Professor Capriulo spoke often about faith and science at his church and other forums, and he wrote about the topic for Saint Mary's magazine in 2005: "The quest for the Truth requires different pathways for the whole to be grasped, i.e. rational truth of science, signatured truth of art and the reveal Truth of faith-filled witnessing, and a Catholic scientist should embrace all of them, as part of their arsenal."

"Saint Mary's and Gerry were made for each other," Jersky said. "It's a Catholic, liberal arts institution with a Lasallian tradition, and that's what Gerry was looking for. He represented science in a very good way. He was catholic with a small c -- he liked physics and math and chemistry and all sciences, and he infused it all with his Catholic with a large c faith."

His close friend, physics professor Roy Wensley, said Professor Capriulo also enjoyed helping non-science students learn about topics like the ocean world in general education courses.

Wensley once tagged along with Professor Capriulo on a field trip to the ocean with students to catch sea anemones; Professor Capriulo's primary research centered on the role symbiosis plays in marine ecological interactions, focusing on aggregating anemones and their endosymbiotic algae.

"He loved to take students to the ocean to do collecting and observing," Wensley said. "It was something he had a passion for and wanted to share."

Wensley also went scuba diving with Professor Capriulo in San Diego, and was part of a group of families and other Saint Mary's professors who went snorkeling and whale watching in the Sea of Cortez off Baja, California.

"That's his element,"Wensley said. "He pines for the ocean when he's not there. It's like he's in his natural place."

Professor Capriulo recently served on the board at the Aquarium of the Pacific in Long Beach and on the Environmental Protection Agency Advisory Board.

Professor Capriulo also passed on his love for nature photography to students in his January Term course. Many nature photographs in the hallways were taken by students in his nature photography January Term classes.

Wensley said Capriulo was a Renaissance man; a serious science scholar who also wrote an adventure novel that "had to do with the ocean, of course."

"He enjoys all aspects of the intellect, as well as activity," Wensley said.

Before his death, Professor Capriulo had been working on transforming a large ship into a floating classroom on San Francisco Bay.
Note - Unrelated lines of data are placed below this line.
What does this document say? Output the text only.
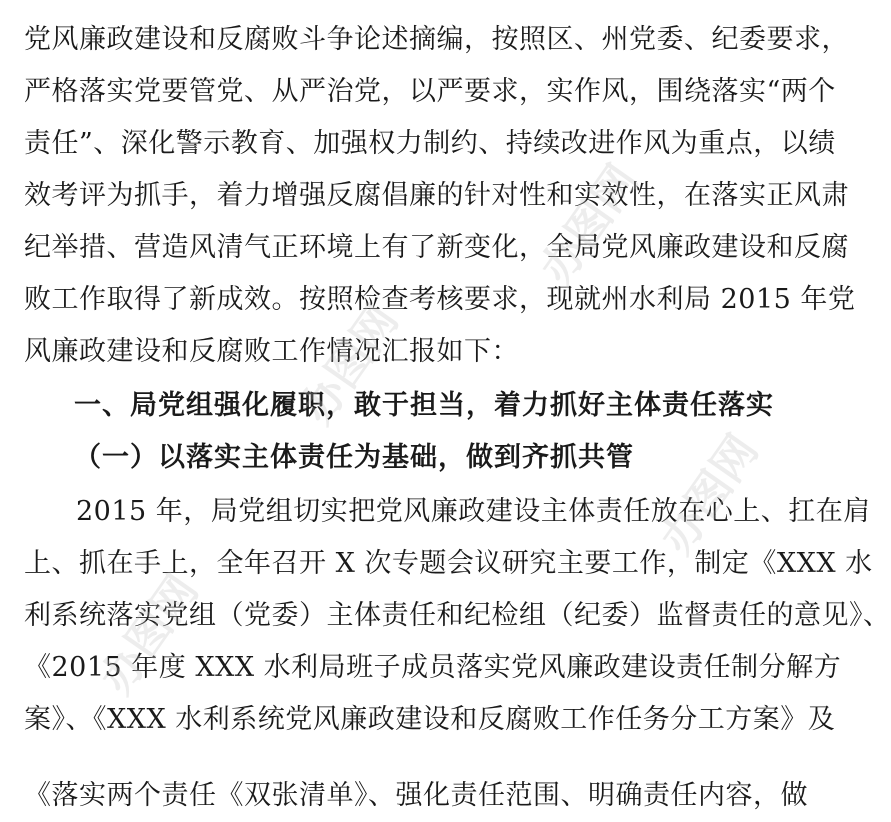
党风廉政建设和反腐败斗争论述摘编，按照区、州党委、纪委要求，
严格落实党要管党、从严治党，以严要求，实作风，围绕落实“两个
责任”、深化警示教育、加强权力制约、持续改进作风为重点，以绩
效考评为抓手，着力增强反腐倡廉的针对性和实效性，在落实正风肃
纪举措、营造风清气正环境上有了新变化，全局党风廉政建设和反腐
败工作取得了新成效。按照检查考核要求，现就州水利局 2015 年党
风廉政建设和反腐败工作情况汇报如下：
一、局党组强化履职，敢于担当，着力抓好主体责任落实
（一）以落实主体责任为基础，做到齐抓共管
2015 年，局党组切实把党风廉政建设主体责任放在心上、扛在肩
上、抓在手上，全年召开 X 次专题会议研究主要工作，制定《XXX 水
利系统落实党组（党委）主体责任和纪检组（纪委）监督责任的意见》、
《2015 年度 XXX 水利局班子成员落实党风廉政建设责任制分解方
案》、《XXX 水利系统党风廉政建设和反腐败工作任务分工方案》及
《落实两个责任《双张清单》、强化责任范围、明确责任内容，做
办图网
办图网
办图网
办图网
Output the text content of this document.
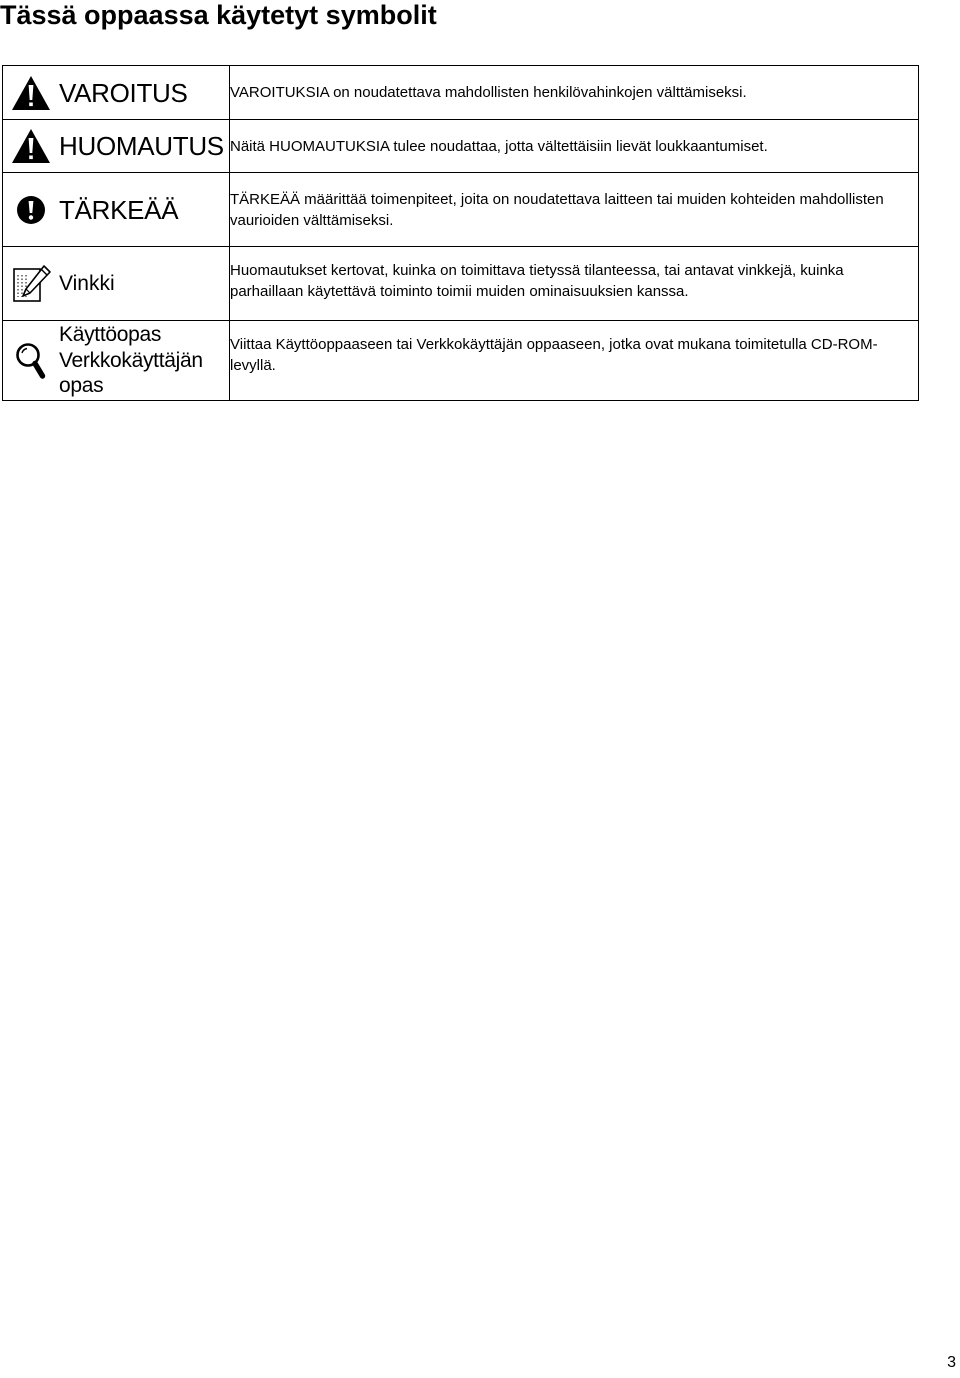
Tässä oppaassa käytetyt symbolit
VAROITUS	VAROITUKSIA on noudatettava mahdollisten henkilövahinkojen välttämiseksi.

HUOMAUTUS	Näitä HUOMAUTUKSIA tulee noudattaa, jotta vältettäisiin lievät loukkaantumiset.

TÄRKEÄÄ	TÄRKEÄÄ määrittää toimenpiteet, joita on noudatettava laitteen tai muiden kohteiden mahdollisten vaurioiden välttämiseksi.

Vinkki	Huomautukset kertovat, kuinka on toimittava tietyssä tilanteessa, tai antavat vinkkejä, kuinka parhaillaan käytettävä toiminto toimii muiden ominaisuuksien kanssa.

Käyttöopas
Verkkokäyttäjän
opas	Viittaa Käyttöoppaaseen tai Verkkokäyttäjän oppaaseen, jotka ovat mukana toimitetulla CD-ROM-levyllä.
3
The plan was that it would be docked in Oakland and would be taken onto the bay with schoolchildren on board for educational trips, with help from Saint Mary's students.

"He really wanted to get youth from the cities who might not have much opportunity to get into nature to appreciate it to get them on the boat," Wensley said. "It was something that would be provided free to people who couldn't afford it to give them that educational experience," Wensley said.

Professor Capriulo is survived by his wife of 30 years, Amelia, his daughters Lauren (a student at Saint Mary's) and Rebecca, his mother, Norma, his sister Clare Catanese (Peter), parents-in-law, Albert and Louise Stellato; brothers-in-law, Michael Stellato (Arlene), Amato Stellato (Tana), Robert Stellato (Nancy) and many loving nieces and nephews.

A visitation will be held Friday, Nov. 20, from 6 to 7 p.m., with a vigil service at 7 p.m., at St. Bonaventure Church, 5562 Clayton Road, Concord. The Funeral Liturgy will be celebrated on Saturday, Nov. 21, at 7 p.m. at St. Bonaventure Church. Memorial gifts may be made to St. Bonaventure Capital Campaign or to an Ecological Oceanic Society.

Saint Mary's is having a Memorial Mass for Professor Capriulo in the College Chapel on Friday, Dec. 4, at 12:45 p.m., followed by a reception in the Soda Center.